Medidas insuficientes

Austeridade e “guerra” não resolvem a violência

Para o líder da Bancada do PT, "essa política de austeridade fiscal, com essa Emenda Constitucional 95, nós não vamos resolver a situação"
:: Da redação6 de março de 2018 19:36

Austeridade e “guerra” não resolvem a violência

:: Da redação6 de março de 2018

“O Brasil há de ter maturidade para discutirmos e buscarmos saídas estruturantes”, defendeu o senador Lindbergh Farias, líder da Bancada do PT no Senado Federal durante sessão de debate temático destinado a discutir a violência e a segurança pública, no plenário do Senado Federal, com representantes do governo, da sociedade e parlamentares. Para o líder da Bancada do PT, no entanto, “essa política de austeridade fiscal, com essa Emenda Constitucional 95, nós não vamos resolver a situação”. Lindbergh defendeu reformulação do papel da polícia, investimentos na segurança e, em especial, nas ações de fronteira do país.

O senadores Jorge Viana (PT-AC) e Humberto Costa (PT-PE) e a senadora Fátima Bezerra (PT-RN) também questionaram a insuficiência da proposta do governo limitada à intervenção militar. Para o senador Jorge Viana, a situação da segurança pública está diretamente vinculada à crise econômica de responsabilidade do atual governo. Humberto e Fátima destacaram que o apelo do Ministro Jungman, da Segurança Pública, que participou da sessão, não tem correspondência nas medidas econômicas do governo e nas posições dos parlamentares governistas.

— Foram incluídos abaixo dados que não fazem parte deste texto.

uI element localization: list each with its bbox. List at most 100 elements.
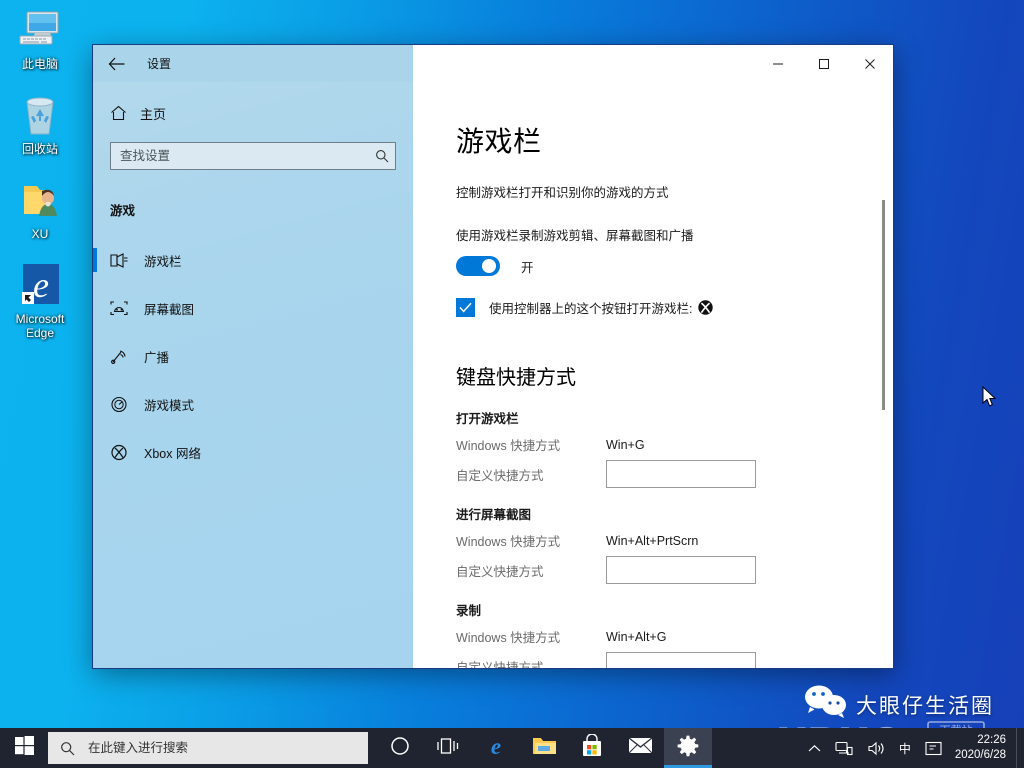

“A grande questão é como resolver o problema. Eu chego à conclusão de que essa política de guerra pouco adianta. Vejam que o Exército fez uma ação na Vila Kennedy, derrubou as barricadas; e, em seguida, as barricadas foram reativadas”. Citando o general Villas Bôas, Lindbergh lembrou o exemplo da experiência na favela da Maré, no Rio de Janeiro, onde após a saída das FFAA a situação retornou ao que era antes. Lindbergh também destacou a decisão de descartar operações militares, e defender a intervenção social, anunciadas pelo general Richard Fernandez, atual Secretário de Segurança do Rio de Janeiro.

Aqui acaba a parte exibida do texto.